The alternative email solutions seem to have even lower user numbers but precise details are hard to be found. Please note that the numbers in the table are about registered users, while our benchmarks are in terms of active users.

The advantages the existing solutions have, are generally better interfaces:

the existing email systems are a bit easier to use since you reference games by name and not by a number and there is no session ID handling involved.

These issues would be fixable with reasonable resources though.

They also provide several game modes (from minor changes to starting units to playing on a world map). We have the code to handle new maps, but we don’t have the map data. Creating those would be an easy but work-intensive task since you have to specify all provinces, all connections, starting units, and so on.

Our rules are not perfect yet, they are still a bit rough around the edges but in probably one or two person weeks would work satisfyingly well. When it comes to load, we see no problem in handling all web diplomacy players worldwide (email- and browser-based) with one backend-machine and maybe more extra frontend machines.

So, in short: to fully catch up with the alternatives, we would need to invest in bug fixing and user interaction.

Chapter 6

Conclusions and Future Work

We are very happy with the work we have done and that the product is, even though the seemingly endless scope, quite close to being “ready”. We found that Riak’s performance depends heavily on the usage pattern. Particularly, we found that Riak Search is best for storing data that is not written very frequently, as discussed in Sections 2.2.5.3 and 4.3.1.5.

Despite all this, the work left to be done is considerable: An AI was in the original requirements but was not delivered due to time constraints.

Bug fixing in the rule engine is necessary. Scalability could be improved by applying tracing to the cluster which would be lots of interesting work. A more polished interface, that is more appealing to the eye, is something that could be worked on.

In order to make the game playable by the public, a better system to find and join games would probably be necessary in the web frontend — and we would need to do lots of hallway testing and/or maybe publish an alpha version in order to collect feedback.

One more thing would be to think a lot about security — not much thought has been spent on it yet.

The rule engine does not support multi-fleet convoys yet but they are important for the game tactics (the classic Italian opening called “lep-anto opening” [40] uses it, for instance). This could be done quite easily in the rule engine.

Appendix A

Installation Instructions

A.1 Requirements

Treacherous Talks was developed using Erlang/OTP version R14B03 on Ubuntu 11.04 (AMD64).
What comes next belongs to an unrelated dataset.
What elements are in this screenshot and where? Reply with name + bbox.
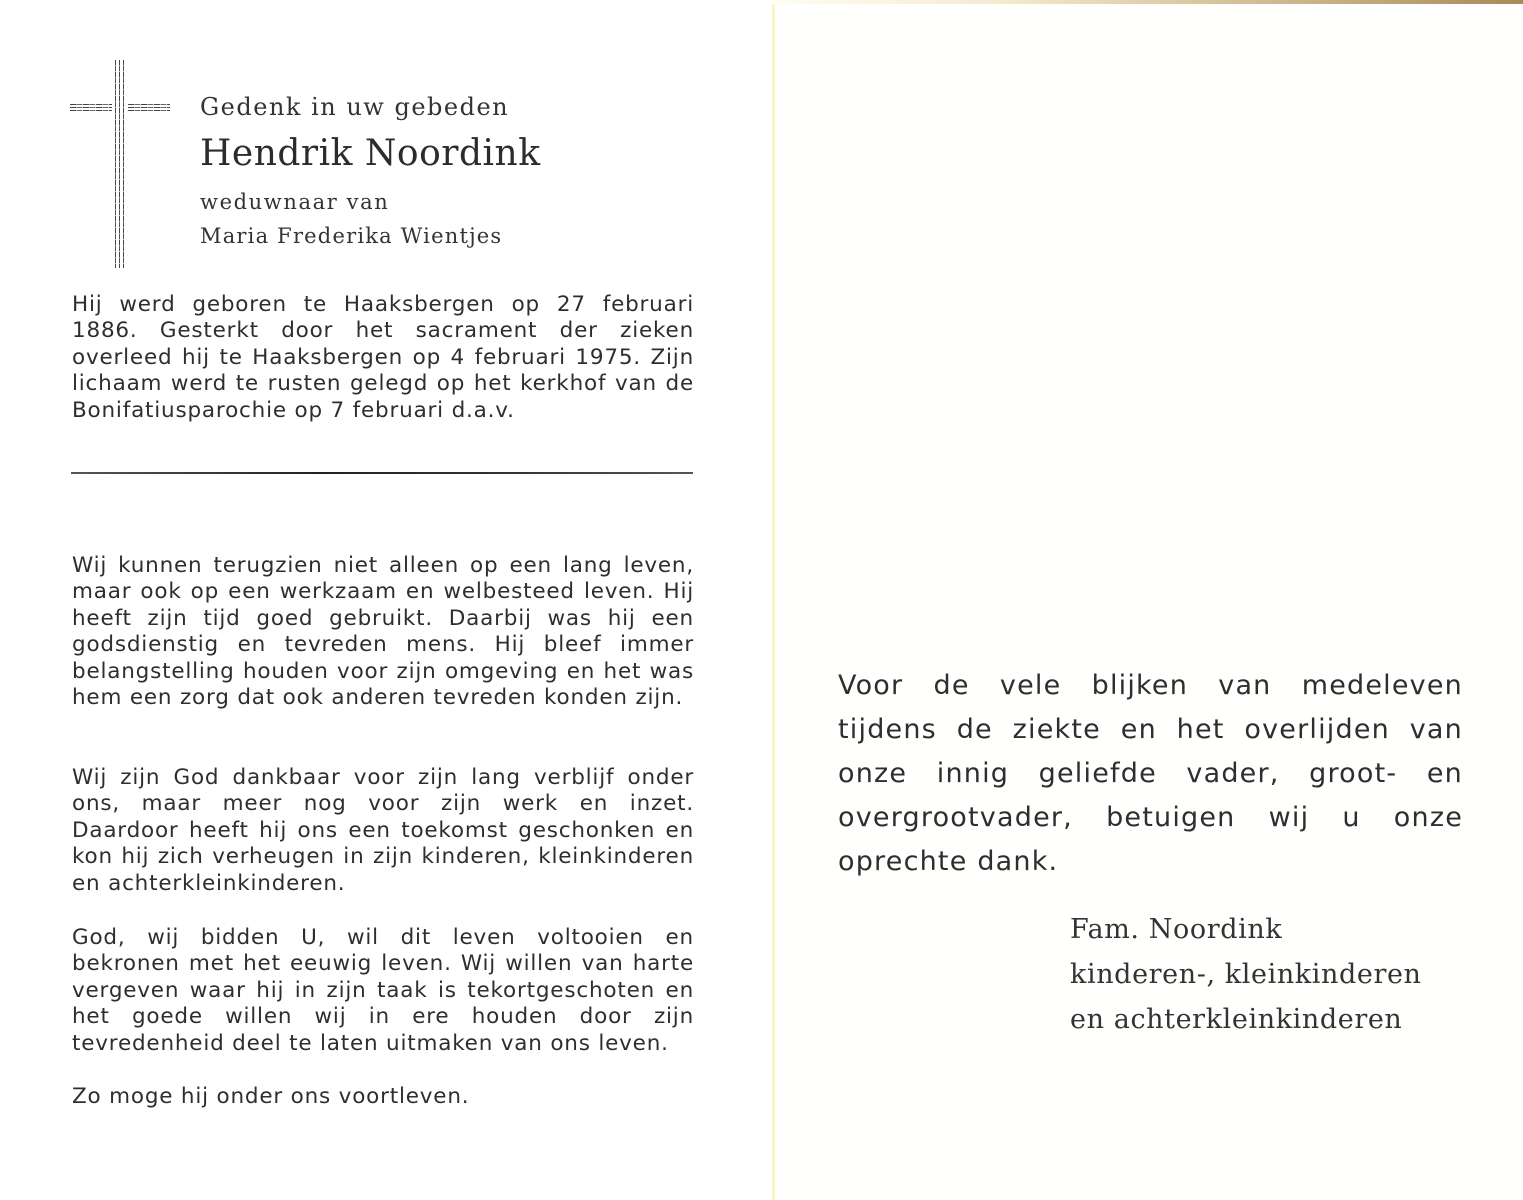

It has not been tested with other versions of Erlang/OTP or other Linux distributions. Since some of our dependencies, notably Riak, currently doesn’t support Erlang/OTP R15, we have not been able to test the system under that version of Erlang/OTP.

Since all Erlang-releated packages in Ubuntu 11.04 are out-of-date, we opted for compiling and installing Erlang/OTP by hand on our development machines. In general, we recommend that users do this as well since it is the easiest way to get all of the required parts of Erlang/OTP installed on your system.

We will not provide you with build instructions for the Erlang/OTP distri-bution, but under Ubuntu 11.04 you will most likely need the make, gcc, perl, m4, ncurses-dev and libssl-dev packages available before attempting to build it.

Before you can build Treacherous Talks itself, a few extra libraries and tools need to be present on your machine:

Name Version Ubuntu package name libexpat > 1.95 libexpat-dev

libxml - libxml2-dev

libpam - libpam0g-dev

git - git

wget - wget

There are two deployment options regarding the database Riak: running a standalone Riak installation or distributing it alongside the Treacherous Talks release package. Here we assume that you want to distribute Riak along with the release package. This involves building Riak as a part of the system build process.

In order to build Riak you will need the GNU C++ compiler (g++) installed and the package libstdc++6-VERSION-dev where VERSION is the current version in the package repository (in Ubuntu 11.04 VERSION is 4.5).

For some reason there are no generic packages any more in Ubuntu, so you need to specify the version.